Lamartine situe l’origine de ce phénomène de dénonciation collective au 5 octobre 2017, date de la publication d’un article dans The New York Times par les journalistes Jodi Kantor et Megan Twohey, comme le catalyseur du mouvement #MoiAussi : « le magnat du cinéma hollywoodien Harvey Weinstein [est accusé] de nombreux faits de harcèlement et d’agression sexuelle » (p. 15). Toutefois, l’article ne détruira pas seulement Weinstein (p. 166-170), personne puissante dans la société américaine, puisque ce dernier ne chutera pas isolément. Sa déchéance, reposant notamment sur sa dépravation, entraînera une multitude de figures influentes dans divers domaines vers une abyssale débâcle.
Lamartine met également en lumière qu’il n’y a pas que le statut social du harceleur qui incombe dans l’incidence qu’ont les dénonciations, mais également le statut des victimes. Si l’affaire Dominique Strauss-Khan (2011), qui prétendait à la présidence française, a eu moins de répercussions dans la presse, c’est fort probablement qu’une anonyme femme de chambre pauvre intéresse moins le grand public que les célébrités vêtues de paillettes comme Angelina Jolie, Salma Hayek et Cara Delevigne, qui se sont insurgées toutes trois contre Weinstein et sa pratique de la « promotion canapé » (casting couch[3]). À l’heure actuelle, les incendies des agressions sexuelles dépassent le monde médiatique et sont répandus dans toutes les institutions, de l’armée jusqu’à l’Église catholique : « Plus on y regarde de près, plus on distingue la proximité pour ne pas écrire la collusion des hommes dopés de privilèges qui exercent une coercition phallofaciste, déguisée ou affichée, à l’endroit des femmes » (p. 21).
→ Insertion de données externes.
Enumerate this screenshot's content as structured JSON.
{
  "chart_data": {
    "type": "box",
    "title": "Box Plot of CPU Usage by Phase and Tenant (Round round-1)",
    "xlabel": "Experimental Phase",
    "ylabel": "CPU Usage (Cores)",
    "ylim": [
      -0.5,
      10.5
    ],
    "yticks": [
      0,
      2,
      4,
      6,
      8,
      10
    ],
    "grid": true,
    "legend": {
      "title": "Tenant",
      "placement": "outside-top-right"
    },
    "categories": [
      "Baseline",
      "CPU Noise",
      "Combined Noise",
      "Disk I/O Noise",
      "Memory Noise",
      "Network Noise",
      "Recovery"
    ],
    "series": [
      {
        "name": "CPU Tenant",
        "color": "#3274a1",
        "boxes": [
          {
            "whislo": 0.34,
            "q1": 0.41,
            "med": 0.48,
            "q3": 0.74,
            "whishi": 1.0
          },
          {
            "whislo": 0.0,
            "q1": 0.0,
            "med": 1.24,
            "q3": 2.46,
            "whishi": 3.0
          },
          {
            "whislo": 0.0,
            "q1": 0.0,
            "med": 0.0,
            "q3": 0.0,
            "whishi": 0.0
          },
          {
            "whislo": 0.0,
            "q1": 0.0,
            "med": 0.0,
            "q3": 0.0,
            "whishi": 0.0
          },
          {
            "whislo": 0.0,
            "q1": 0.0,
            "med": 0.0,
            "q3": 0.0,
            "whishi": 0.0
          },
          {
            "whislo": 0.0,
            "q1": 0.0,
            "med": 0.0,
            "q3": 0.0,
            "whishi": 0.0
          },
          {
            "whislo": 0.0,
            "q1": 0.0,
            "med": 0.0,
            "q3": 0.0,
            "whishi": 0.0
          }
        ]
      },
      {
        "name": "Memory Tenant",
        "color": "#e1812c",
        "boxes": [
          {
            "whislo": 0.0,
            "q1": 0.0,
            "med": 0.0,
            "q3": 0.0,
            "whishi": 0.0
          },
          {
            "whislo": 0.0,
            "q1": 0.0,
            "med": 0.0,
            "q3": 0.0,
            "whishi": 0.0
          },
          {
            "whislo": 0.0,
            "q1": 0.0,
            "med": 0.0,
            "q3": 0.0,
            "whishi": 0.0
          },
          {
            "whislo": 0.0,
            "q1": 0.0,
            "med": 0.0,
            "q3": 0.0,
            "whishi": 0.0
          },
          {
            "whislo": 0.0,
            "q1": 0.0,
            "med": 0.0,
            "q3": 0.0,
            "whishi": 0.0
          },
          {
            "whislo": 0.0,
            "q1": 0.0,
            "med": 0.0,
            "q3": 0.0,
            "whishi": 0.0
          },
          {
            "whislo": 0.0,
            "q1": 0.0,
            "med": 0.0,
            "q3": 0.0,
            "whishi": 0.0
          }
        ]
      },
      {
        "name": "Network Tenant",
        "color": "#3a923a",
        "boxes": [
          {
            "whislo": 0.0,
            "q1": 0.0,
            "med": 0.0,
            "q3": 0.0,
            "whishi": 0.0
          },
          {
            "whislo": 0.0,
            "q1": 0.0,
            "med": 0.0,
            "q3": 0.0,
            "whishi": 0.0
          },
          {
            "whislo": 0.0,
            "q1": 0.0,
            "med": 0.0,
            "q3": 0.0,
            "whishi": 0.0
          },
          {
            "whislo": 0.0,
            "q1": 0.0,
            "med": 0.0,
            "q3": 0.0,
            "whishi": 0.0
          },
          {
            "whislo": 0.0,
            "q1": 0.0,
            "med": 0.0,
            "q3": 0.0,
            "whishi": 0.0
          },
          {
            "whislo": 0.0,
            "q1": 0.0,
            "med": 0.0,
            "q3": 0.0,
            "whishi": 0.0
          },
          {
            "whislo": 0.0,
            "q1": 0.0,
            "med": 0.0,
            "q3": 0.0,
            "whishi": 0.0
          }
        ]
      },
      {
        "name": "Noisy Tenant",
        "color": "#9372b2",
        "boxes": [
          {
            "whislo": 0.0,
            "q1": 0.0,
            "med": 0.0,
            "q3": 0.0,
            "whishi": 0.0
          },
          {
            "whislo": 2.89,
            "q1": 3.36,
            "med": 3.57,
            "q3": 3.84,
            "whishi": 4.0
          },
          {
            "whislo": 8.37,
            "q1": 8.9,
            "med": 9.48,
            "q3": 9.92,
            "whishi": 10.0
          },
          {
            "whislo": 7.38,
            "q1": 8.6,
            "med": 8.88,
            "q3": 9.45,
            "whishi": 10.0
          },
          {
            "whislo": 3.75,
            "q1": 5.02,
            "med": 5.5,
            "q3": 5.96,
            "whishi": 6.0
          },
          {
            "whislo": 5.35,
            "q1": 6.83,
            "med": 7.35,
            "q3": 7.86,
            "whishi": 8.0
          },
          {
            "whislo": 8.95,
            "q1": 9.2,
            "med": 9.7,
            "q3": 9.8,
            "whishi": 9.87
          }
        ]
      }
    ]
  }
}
Le deuxième chapitre de l’étude de Lamartine porte sur la pédocriminalité et révèle que, depuis 2017, on ne cesse de dénombrer le nombre d’agresseurs dénoncés partout au monde. On souligne l’intolérance marquée pour la pédo-apologie. Lamartine cite l’exemple du pédophile Gabriel Matzneff (p. 135-138), qui a ouvertement documenté ses multiples agressions sexuelles de personnes mineures dans ses livres autobiographiques sans qu’on réagisse[4]. Encore plus absurde, on a continué de le publier. S’il est vrai que les pédoprédateurs ont sévi longtemps sans qu’on les traduise en justice, l’autrice souligne le fait que, durant les années 70 et 80, « sous prétexte qu’il était interdit d’interdire, des intellectuels français ratiocinaient sur les possibles, voire les souhaitables relations sexuelles entre adultes et jeunes ou très jeunes enfants » (p. 31). L’ouvrage Le consentement (Springora 2020), écrit par une victime de Matzneff, met en lumière les mécanismes qui permettent aux abuseurs de sévir et les séquelles indélébiles infligées aux victimes. Pour sa part, Lamartine documente plusieurs exemples probants et actuels de pédo-apologie, dont les créations artistiques qui en font l’objet, comme la relation entre un homme mature et une fille de 15 ans dans le roman La vérité sur l’Affaire Harry Quebert (Dicker 2012), couronné de nombreux prix prestigieux et adapté à l’écran. Il y a là matière à réfléchir sur l’acceptation sociale de la pédocriminalité par le grand public.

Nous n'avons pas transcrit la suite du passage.